You should send the file through proper POST (multipart/form) request instead of having Python fetching the data. It's much harder to debug and maintain than your current 2-roundtrip approach.
Approach 1: Normal Form Request
<?php
/**
* A genertor that yields multipart form-data fragments (without the ending EOL).
* Would encode all files with base64 to make the request binary-safe.
*
* @param iterable $vars
* Key-value iterable (e.g. assoc array) of string or integer.
* Keys represents the field name.
* @param iterable $files
* Key-value iterable (e.g. assoc array) of file path string.
* Keys represents the field name of file upload.
*
* @return \Generator
* Generator of multipart form-data fragments (without the ending EOL) in array format,
* always contains 2 values:
* 0 - An array of header for a key-value pair.
* 1 - A value string (can contain binary content) of the key-value pair.
*/
function generate_multipart_data_parts(iterable $vars, iterable $files=[]): Generator {
// handle normal variables
foreach ($vars as $name => $value) {
$name = urlencode($name);
$value = urlencode($value);
yield [
// header
["Content-Disposition: form-data; name=\"{$name}\""],
// value
$value,
];
}
// handle file contents
foreach ($files as $file_fieldname => $file_path) {
$file_fieldname = urlencode($file_fieldname);
$file_data = file_get_contents($file_path);
yield [
// header
[
"Content-Disposition: form-data; name=\"{$file_fieldname}\"; filename=\"".basename($file_path)."\"",
"Content-Type: application/octet-stream", // for binary safety
],
// value
$file_data
];
}
}
/**
* Converts output of generate_multipart_data_parts() into form data.
*
* @param iterable $parts
* An iterator of form fragment arrays.
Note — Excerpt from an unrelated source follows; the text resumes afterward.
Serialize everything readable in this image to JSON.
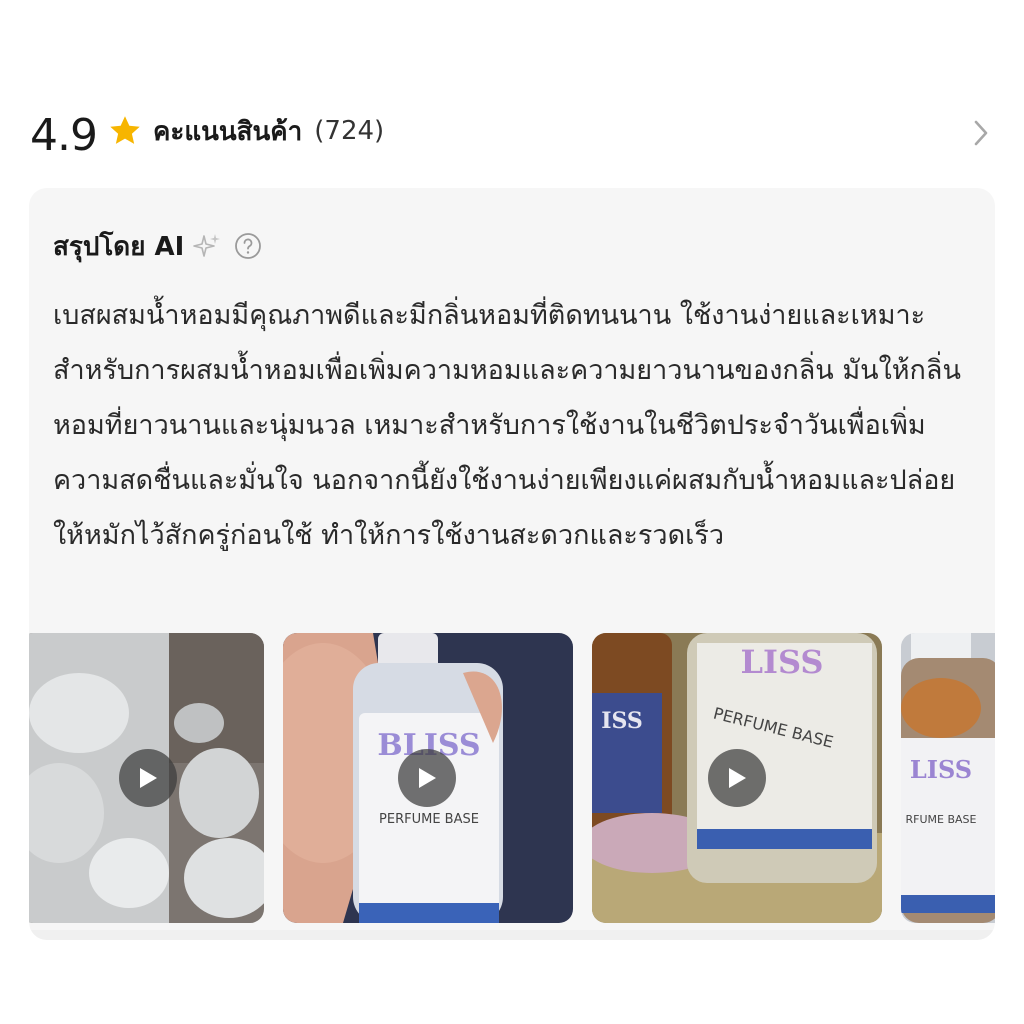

See return data of
* generate_multipart_data_parts().
* @param string|null $boundary
* An optional pre-generated boundary string to use for wrapping data.
* Please reference section 7.2 "The Multipart Content-Type" in RFC1341.
*
* @return array
* An array with 2 items:
* 0 - string boundary
* 1 - string (can container binary data) data
*/
function wrap_multipart_data(iterable $parts, ?string $boundary = null): array {
if (empty($boundary)) {
$boundary = '-----------------------------------------boundary' . time();
}
$data = '';
foreach ($parts as $part) {
list($header, $content) = $part;
// Check content for boundary.
// Note: Won't check header and expect the program makes sense there.
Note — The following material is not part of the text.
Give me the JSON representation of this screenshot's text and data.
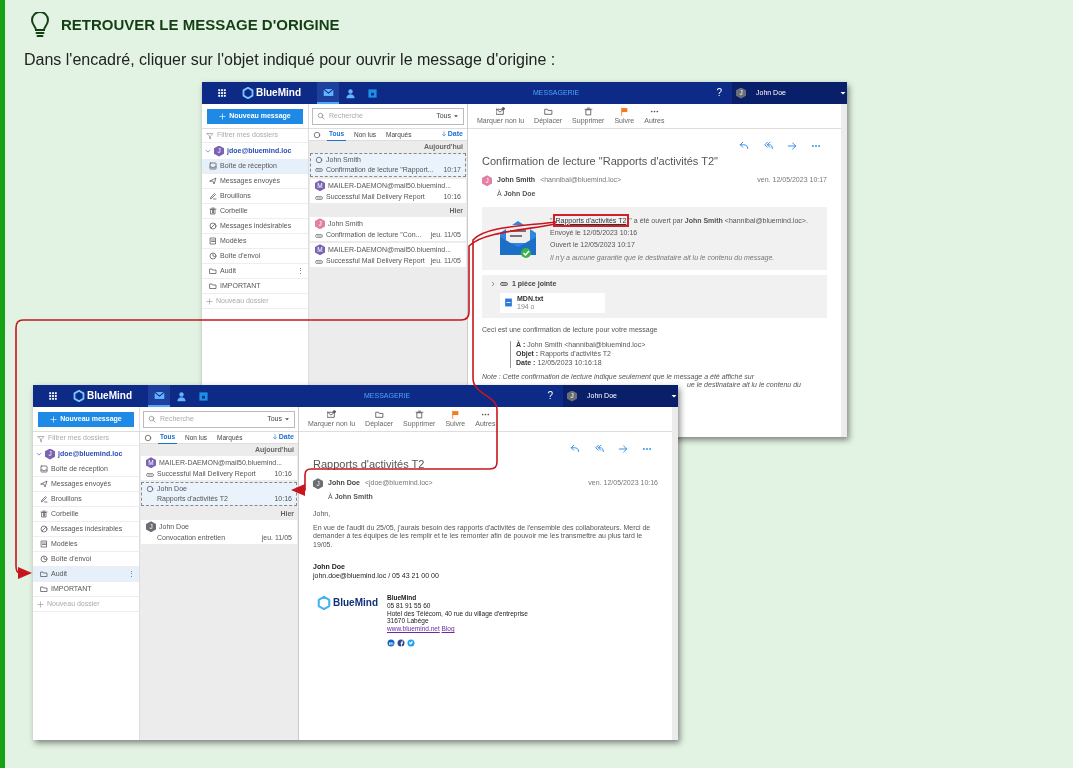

if (strstr($content, "\r\n$boundary") !== false) {
throw new \Exception('Error: data contains the multipart boundary');
}
$data .= "--{$boundary}\r\n";
$data .= implode("\r\n", $header) . "\r\n\r\n" . $content . "\r\n";
}
// signal end of request (note the trailing "--")
$data .= "--{$boundary}--\r\n";
return [$boundary, $data];
}
// build data for a multipart/form-data request
list($boundary, $data) = wrap_multipart_data(generate_multipart_data_parts(
// normal form variables
[
'hello' => 'world',
'foo' => 'bar',
],
// files
[
'upload_file' => 'path/to/your/file.xlsx',
]
));
// Send POST REQUEST
$context_options = array(
'http' => array(
'method' => 'POST',
'header' => "Content-type: multipart/form-data; boundary={$boundary}\r\n"
. "Content-Length: " . strlen($data) . "\r\n",
'content' => $data,
'timeout' => 10,
)
);
$context = stream_context_create($context_options);
$result = fopen('http://localhost:5000/api/extraction','r', false, $context);
Your Python script should receive the file as a normal HTTP form file upload (with the file field named "upload_file"). Use your framework supported method to get the file from the request.
Approach 2: A really long x-www-form-urlencoded value
If you're concern about binary safety, or if it somehow failed, the other approach would be submitting the file as a base64 encoded string:
<?php
$file_data = file_get_contents('/some');
$data = urlencode([
'upload_file' => base64_encode('path/to/your/file.xlsx'),
]);
// Send POST REQUEST
$context_options = array(
'http' => array(
'method' => 'POST',
'header' => "Content-type: application/x-www-form-urlencoded\r\n"
. "Content-Length: " . strlen($data) . "\r\n",
'content' => $data,
'timeout' => 10,
)
);
$context = stream_context_create($context_options);
$result = fopen('http://localhost:5000/api/extraction','r', false, $context);
You'd get the file data on your Python server in base64 encoded string on the field named "upload_file"
. You need to decode to get the original binary content.
Approach 3: If you insist...
If you insist on your current 2-roundtrip approach, the simple solution is to have 2 different endpoints:
- One for sending POST request to your Python application.
- One for serving the xlsx file without any requirement to the Python application.
From your description, your deadlock is there because you're using the same script for these purpose. I don't see a reason why they can't be 2 separated script / route controller.